Last year marked the introduction of Countryman and the Mini Coupe, with the Countryman driving sales and much of Mini’s growth over the past year. The Coupe — the only car available with a standard hat — came late in 2011, to be greeted with much criticism for not being a convertible, but here we are a few months later and we welcome its brother, the Mini Roadster, to the lineup.
2012 Mini Roadster; top photo courtesy Mini. Click image to enlarge
Minis have traditionally been a two-box design — a box for the engine and a box for the people and their cargo. The Coupe and the new Roadster diverge from the traditional design by using a three-box design (engine, passenger, cargo).

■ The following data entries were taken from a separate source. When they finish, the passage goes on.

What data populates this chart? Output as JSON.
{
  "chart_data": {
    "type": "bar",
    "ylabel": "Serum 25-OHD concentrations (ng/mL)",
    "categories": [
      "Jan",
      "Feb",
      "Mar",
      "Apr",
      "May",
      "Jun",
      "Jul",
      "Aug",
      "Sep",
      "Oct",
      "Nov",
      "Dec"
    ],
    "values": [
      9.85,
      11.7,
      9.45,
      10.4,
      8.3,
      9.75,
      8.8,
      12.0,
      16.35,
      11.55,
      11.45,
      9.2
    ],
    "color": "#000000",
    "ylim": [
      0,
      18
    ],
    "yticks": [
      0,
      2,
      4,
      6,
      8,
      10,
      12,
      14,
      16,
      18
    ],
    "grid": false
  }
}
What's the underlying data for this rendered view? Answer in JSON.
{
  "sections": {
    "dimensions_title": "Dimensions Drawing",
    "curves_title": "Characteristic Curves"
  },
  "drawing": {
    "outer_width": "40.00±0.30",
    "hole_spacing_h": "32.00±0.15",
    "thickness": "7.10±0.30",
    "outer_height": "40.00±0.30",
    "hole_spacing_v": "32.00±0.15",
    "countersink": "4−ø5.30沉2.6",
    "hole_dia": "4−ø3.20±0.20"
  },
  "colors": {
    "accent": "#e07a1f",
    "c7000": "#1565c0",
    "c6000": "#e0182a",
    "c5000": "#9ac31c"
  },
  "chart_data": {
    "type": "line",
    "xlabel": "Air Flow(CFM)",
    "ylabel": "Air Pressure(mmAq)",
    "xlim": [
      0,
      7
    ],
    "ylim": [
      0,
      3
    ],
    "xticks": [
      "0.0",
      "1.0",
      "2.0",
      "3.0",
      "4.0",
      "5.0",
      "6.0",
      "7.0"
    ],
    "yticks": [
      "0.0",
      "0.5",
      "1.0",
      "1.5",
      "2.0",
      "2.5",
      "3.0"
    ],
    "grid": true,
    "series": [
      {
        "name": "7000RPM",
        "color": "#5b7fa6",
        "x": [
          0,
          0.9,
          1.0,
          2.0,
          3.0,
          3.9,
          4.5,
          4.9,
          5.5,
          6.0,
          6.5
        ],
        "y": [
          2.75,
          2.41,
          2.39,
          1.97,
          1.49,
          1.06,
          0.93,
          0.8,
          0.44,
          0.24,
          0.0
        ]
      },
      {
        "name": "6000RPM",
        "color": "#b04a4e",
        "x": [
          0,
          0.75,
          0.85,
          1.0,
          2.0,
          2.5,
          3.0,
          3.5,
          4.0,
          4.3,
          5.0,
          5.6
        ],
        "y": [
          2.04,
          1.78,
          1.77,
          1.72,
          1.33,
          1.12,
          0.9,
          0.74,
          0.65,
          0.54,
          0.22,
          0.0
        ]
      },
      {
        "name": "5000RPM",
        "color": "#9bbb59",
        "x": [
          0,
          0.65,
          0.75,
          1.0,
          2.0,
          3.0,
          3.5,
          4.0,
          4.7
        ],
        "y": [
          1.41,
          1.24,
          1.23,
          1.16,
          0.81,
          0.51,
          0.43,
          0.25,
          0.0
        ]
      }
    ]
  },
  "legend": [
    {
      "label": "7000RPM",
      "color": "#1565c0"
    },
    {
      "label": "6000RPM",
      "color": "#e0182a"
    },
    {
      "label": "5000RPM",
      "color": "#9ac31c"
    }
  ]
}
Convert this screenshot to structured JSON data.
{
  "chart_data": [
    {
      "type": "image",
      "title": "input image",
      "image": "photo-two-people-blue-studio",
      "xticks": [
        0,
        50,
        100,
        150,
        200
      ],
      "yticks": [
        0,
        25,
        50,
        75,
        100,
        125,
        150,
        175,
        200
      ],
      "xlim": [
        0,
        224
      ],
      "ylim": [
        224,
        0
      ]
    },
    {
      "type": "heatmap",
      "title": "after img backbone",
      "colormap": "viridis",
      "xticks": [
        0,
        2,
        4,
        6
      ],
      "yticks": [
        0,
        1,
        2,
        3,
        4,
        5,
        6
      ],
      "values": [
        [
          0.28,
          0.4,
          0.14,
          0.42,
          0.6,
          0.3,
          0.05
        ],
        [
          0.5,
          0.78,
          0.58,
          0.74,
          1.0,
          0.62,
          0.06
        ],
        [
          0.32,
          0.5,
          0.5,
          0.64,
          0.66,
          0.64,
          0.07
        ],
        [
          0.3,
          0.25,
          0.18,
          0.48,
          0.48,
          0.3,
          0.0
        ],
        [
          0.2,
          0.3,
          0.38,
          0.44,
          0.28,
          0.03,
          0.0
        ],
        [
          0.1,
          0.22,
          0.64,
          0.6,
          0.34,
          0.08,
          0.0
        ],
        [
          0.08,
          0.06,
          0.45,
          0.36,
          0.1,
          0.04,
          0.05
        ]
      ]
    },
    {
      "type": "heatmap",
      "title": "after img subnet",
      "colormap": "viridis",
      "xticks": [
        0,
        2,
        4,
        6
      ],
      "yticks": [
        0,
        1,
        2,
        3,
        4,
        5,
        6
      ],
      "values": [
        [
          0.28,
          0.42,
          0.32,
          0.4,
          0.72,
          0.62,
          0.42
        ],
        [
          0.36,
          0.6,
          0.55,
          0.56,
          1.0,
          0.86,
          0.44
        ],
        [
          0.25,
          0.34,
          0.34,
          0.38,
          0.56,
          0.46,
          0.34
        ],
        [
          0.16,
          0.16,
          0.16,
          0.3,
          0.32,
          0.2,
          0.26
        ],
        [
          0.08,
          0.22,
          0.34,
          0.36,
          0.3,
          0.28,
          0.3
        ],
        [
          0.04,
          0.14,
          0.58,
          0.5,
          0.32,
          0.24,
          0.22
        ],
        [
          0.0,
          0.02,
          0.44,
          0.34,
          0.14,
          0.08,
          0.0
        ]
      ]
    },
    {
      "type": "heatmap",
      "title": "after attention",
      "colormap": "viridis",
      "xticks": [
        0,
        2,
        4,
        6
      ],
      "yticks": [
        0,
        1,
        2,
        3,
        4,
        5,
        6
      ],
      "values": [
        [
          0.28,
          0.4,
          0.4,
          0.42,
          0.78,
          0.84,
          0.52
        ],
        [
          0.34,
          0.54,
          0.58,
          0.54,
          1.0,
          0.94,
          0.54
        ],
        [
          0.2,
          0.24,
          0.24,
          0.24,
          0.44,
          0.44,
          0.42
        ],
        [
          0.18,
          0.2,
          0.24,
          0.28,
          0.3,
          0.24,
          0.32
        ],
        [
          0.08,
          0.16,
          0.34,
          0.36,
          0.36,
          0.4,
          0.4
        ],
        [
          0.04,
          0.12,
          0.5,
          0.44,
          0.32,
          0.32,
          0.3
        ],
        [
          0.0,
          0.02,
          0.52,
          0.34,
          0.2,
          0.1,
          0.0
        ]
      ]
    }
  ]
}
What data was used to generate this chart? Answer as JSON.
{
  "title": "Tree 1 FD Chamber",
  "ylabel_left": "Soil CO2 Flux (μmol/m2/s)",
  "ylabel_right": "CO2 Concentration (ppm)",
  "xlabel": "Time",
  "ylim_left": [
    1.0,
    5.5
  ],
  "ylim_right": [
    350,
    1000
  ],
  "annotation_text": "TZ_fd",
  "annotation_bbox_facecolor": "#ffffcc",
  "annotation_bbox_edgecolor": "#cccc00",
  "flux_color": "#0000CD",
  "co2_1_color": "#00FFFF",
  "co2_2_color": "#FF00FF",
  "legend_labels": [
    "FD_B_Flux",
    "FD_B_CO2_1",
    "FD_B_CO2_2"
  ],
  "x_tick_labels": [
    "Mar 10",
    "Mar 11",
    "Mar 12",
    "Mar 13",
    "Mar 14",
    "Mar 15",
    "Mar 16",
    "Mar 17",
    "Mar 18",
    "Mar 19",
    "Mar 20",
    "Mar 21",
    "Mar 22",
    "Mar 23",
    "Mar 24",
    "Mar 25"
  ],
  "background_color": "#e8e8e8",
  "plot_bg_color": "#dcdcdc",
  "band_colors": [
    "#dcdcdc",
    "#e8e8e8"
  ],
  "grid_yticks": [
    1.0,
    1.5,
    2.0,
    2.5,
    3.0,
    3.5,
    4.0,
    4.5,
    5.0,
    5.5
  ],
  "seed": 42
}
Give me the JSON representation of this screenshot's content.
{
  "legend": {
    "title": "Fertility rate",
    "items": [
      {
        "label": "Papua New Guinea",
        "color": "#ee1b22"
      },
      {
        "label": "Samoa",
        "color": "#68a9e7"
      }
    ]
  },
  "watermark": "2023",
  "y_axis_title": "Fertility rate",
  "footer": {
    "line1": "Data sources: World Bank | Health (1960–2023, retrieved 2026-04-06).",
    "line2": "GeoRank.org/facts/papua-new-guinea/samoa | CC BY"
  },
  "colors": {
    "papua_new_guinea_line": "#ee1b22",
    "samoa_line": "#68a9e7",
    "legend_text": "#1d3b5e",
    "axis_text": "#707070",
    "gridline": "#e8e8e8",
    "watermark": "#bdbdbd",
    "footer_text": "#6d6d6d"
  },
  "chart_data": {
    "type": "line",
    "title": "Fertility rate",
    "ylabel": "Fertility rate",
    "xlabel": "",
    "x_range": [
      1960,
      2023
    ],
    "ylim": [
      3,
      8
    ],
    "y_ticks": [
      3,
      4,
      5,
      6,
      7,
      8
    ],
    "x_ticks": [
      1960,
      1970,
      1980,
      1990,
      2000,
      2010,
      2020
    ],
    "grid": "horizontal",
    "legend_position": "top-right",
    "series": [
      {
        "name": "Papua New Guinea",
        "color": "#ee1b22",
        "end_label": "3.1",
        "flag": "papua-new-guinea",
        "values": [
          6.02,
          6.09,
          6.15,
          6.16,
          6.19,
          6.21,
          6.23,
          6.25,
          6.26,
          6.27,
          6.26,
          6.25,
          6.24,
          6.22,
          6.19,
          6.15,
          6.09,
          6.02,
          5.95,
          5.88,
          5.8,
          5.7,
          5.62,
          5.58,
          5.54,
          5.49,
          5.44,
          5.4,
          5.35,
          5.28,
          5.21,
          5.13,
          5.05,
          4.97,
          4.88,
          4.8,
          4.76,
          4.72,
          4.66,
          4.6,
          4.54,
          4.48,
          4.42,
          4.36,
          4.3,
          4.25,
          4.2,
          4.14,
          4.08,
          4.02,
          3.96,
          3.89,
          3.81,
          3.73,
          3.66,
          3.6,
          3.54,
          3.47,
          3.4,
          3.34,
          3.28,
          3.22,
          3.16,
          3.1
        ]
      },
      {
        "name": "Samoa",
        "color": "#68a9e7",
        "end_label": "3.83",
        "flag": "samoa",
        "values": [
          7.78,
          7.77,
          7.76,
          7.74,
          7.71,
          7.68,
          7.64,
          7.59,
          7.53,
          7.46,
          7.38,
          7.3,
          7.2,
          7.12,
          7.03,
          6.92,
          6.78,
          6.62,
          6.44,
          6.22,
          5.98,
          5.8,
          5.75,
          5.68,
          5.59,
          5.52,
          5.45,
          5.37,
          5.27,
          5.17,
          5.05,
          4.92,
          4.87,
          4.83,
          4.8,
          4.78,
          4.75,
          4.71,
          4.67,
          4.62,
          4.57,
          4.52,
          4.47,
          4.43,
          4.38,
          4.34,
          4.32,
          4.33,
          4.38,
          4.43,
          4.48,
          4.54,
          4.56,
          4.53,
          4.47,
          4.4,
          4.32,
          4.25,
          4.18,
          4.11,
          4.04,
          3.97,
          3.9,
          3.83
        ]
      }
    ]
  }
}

The 2012 Mini Roadster is available in the three traditional Mini trims: Cooper, Cooper S and John Cooper Works (JCW) and has a starting MSRP of $28,900 (Cooper), $32,900 (S) and $39,900 (JCW). Like the Coupe, the Roadster is a two-seat vehicle with a surprisingly good amount of cargo space — 280 L for the Coupe and 240 L for the Roadster. This compares favourably to Mini’s only direct competitor: the Mazda MX-5 with just 150L of cargo space.
The Roadsters are powered by a 1.6L engine. The Cooper version puts out 121 horsepower and 118 lb-ft of torque, the Cooper S uses turbocharging to up the power to 181 horsepower and 177 lb-ft of torque while the JCW version increases the boost and power even further, offering 208 horsepower and 184 lb-ft of torque. All Roadster variants are available with both six-speed manual and six-speed automatic transmissions. The JCW automatic transmission will be a late arrival.
The Roadster comes in soft-top variety only, which saves both space and cost and comes standard as a manual top, with a power-operated top available for an additional $750. The top is simple to use; to lower just twist the handle and drop it down, and reverse the process to raise it. Mini predicts the take-rate on power tops will be close to 75 percent, but if it was my $750, I would spend it on other accessories as it really is easy to operate manually.